General Cornwallis writes to Sir Henry Clinton about the Carolinas, 1780
Charles Town, S. C., 30 June, 1780.
In regard to N. Carolina, I have established the most satisfactory Correspondence, & have seen several people of Credit and undoubted Fidelity from that Province. They all agree in Assurances of the good disposition of a considerable Body of the Inhabitants, and of the Impossibility of subsisting a Body of Troops in that Country 'till the Harvest is over. This, the Heat of the Summer, and the unsettled State of So. Carolina, all concurred to convince me of the Necessity of postponing offensive operations on that side until the latter end of August or beginning of September, and in Consequence I sent Emissaries to the leading Persons amongst our Friends, recommending in the strongest Terms that they should attend to their Harvest, prepare Provisions, & remain quiet until the King's Troops were ready to enter the Province. Notwithstanding these Precautions, I am sorry to say that a considerable Number of loyal Inhabitants of Tryon County, encouraged & headed by a Coll. Moore, whom I know nothing of, & excited by the sanguine Emissaries of the very sanguine & imprudent Lieut.
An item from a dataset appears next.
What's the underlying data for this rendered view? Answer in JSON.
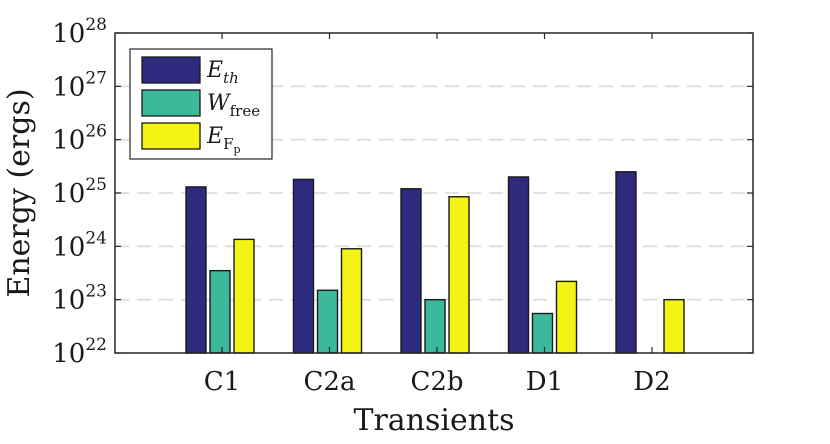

Colo. Hamilton, rose on the 18th Instant, without Order or Caution, and were in a few days defeated by General Rutherford with some Loss. I still hope this unlucky business will not materially affect the general Plan or occasion any Commotions on the frontiers of this Province. The Force of the Enemy in N. Carolina consists of about 1,000 Militia under General Rutherford, at or near Salisbury, & 300 Virginians in that neighborhood under Col. Porterfield. Monsieur Treville returned with Information that he saw 2,000 Maryland & Delaware Troops at Hillsborough under Major General de Kalb. Other Accounts have corresponded with his, but I have since heard that the greatest Part of the last have returned to Virginia.